Alex and Rahul and the other senior people on Taro have consistently emphasized how important good software engineering fundamentals are to long-term career success as a software engineer. This is in contrast to learning the latest popular framework or area of development. Can people define what those fundamentals are and how one should go about acquiring/improving them?




  • Alex Chiou
    Robinhood, Meta, Course Hero, PayPal
    5 months ago

    The definition of a fundamental is a skill that will be useful anywhere you go. Fundamentals are really interesting as it's not binary either - Even among fundamentals, some are more broadly applicable than others (applying to your personal life as well!).

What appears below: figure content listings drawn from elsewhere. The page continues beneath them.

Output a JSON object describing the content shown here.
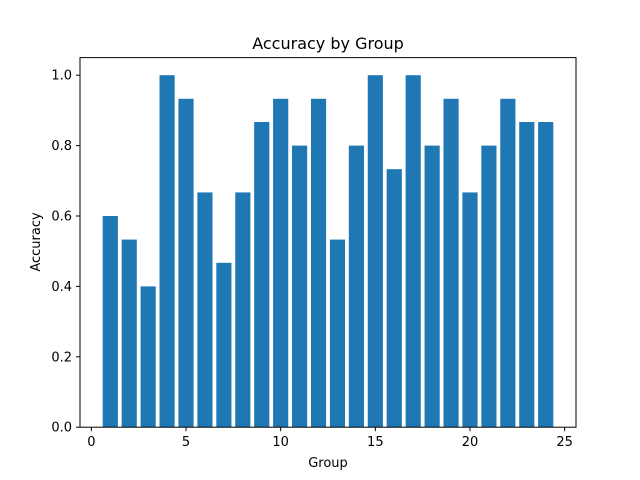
{
  "chart_data": {
    "type": "bar",
    "title": "Accuracy by Group",
    "xlabel": "Group",
    "ylabel": "Accuracy",
    "categories": [
      1,
      2,
      3,
      4,
      5,
      6,
      7,
      8,
      9,
      10,
      11,
      12,
      13,
      14,
      15,
      16,
      17,
      18,
      19,
      20,
      21,
      22,
      23,
      24
    ],
    "values": [
      0.6,
      0.533,
      0.4,
      1.0,
      0.933,
      0.667,
      0.467,
      0.667,
      0.867,
      0.933,
      0.8,
      0.933,
      0.533,
      0.8,
      1.0,
      0.733,
      1.0,
      0.8,
      0.933,
      0.667,
      0.8,
      0.933,
      0.867,
      0.867
    ],
    "xlim": [
      -0.6,
      25.6
    ],
    "ylim": [
      0,
      1.05
    ],
    "xticks": [
      0,
      5,
      10,
      15,
      20,
      25
    ],
    "xtick_labels": [
      "0",
      "5",
      "10",
      "15",
      "20",
      "25"
    ],
    "yticks": [
      0,
      0.2,
      0.4,
      0.6,
      0.8,
      1.0
    ],
    "ytick_labels": [
      "0.0",
      "0.2",
      "0.4",
      "0.6",
      "0.8",
      "1.0"
    ],
    "bar_color": "#1f77b4",
    "grid": false,
    "legend": "none"
  }
}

    There's a lot of fundamentals that a software engineer can pick up, and I'll split the categories up into separate comments as there's simply so much to cover. Let's start with my favorite one:


    This is by far the most important fundamental IMHO as it is literally useful in every single context, both inside and outside of work. Communication is a massive area that takes almost everyone a while to get good at, but to start, you should watch my entire series about Effective Communication. Communication is also connected to many other "sub-fundamentals":

  • Alex Chiou
    Robinhood, Meta, Course Hero, PayPal
    5 months ago


    Similar to communication, this can also be applied outside of work. The math is simple: If you are able to get more work done per unit of time than others, you are in a great position. To get better at this, I recommend our masterclass on effective time management in tech. Here are some "sub-fundamentals":

    • Having a strong flow state - The idea is that when you have a long uninterrupted period of time, you are exponentially faster. This is the state I got myself into in my later days at Meta and at Robinhood: ~75% of the code I wrote came on no-meeting Wednesdays.
    • Being good at context switching - When your calendar is peppered with meetings (i.e. most senior+ engineers), it's very powerful if you're able to get something concrete done in those 15-30 minute blocks. Here's my advice on how to get better at this.
    • Meeting management - This boils down to 2 things: Not going to meetings that aren't very useful to you and concentrating similar meetings on certain days to give you more focus blocks. For the first part, I'm surprised nobody has asked about how to evaluate the usefulness of a meeting yet, so I don't have a direct resource handy unfortunately. To substitute, I recommend this video on the #1 concept to remember with meetings.
  • Alex Chiou
    Robinhood, Meta, Course Hero, PayPal
    5 months ago


    This one is more specific to software engineering, and I recommend this Q&A from a Meta engineer as a starter resource to learn more about it. Here's the "sub-fundamentals" for it:

    • Having a nose for edge-cases - I owe a huge amount of my career success to this: One of the best examples is when my attention to detail allowed me to catch a multi-million $$$ bug at Instagram, which was a large part of my promotion to E5 (senior engineer). There are many ways to build up this sense including talking to your friendly local QA engineer, dogfooding your own product, taking some time to think proactively before starting a task but my main piece of advice is to not be afraid and test diligently outside of the happy flow. I have seen so many developers write code, deploy it, timidly test only the happy flow, and submit the PR - The code's going to blow up eventually; it's not healthy to ignore the messier cases.
    • Understanding users through data - This is something that I really learned at Meta, and I'm glad I did so. Even early-stage startups (like Taro!) have analytics; it's the main way to understand whether your users love your product at scale. And once you understand your users, you can truly make the product better for them. To learn more about this, I recommend this Q&A around how to become an analytics lead.
  • Seed Zeng
    Staff Software Engineer @ DoorDash, ex-FB, ex-Klaviyo
    5 months ago

    I will add one more


    The ability to Sympathize with others and understand where they are coming from becomes increasingly important as you progress in your career

    • Use compassion to understand the need of your teammates

      • Know them not just in work settings but take your time to understand their interest, passion and career goals.
      • This gives you an edge when collaborating with them since you know "what drives them".
    • Use compassion to understand the priorities of your managers/directors

      • Managers (especially frontline ones) have a hard job. They are basically sitting in meetings and have to deal with all the distractions. Sympathize with that and see how you can make their jobs easier.
      • This gives you an edge to really understand what are the most important things for you to deliver.
    • Use compassion to understand the priorities of other teams

      • Things that are important to you and your team might not be a priority for others. Dig in and understand what their priorities are and see how you might be able to help
      • This gives you an edge to achieve alignment when there is a conflict.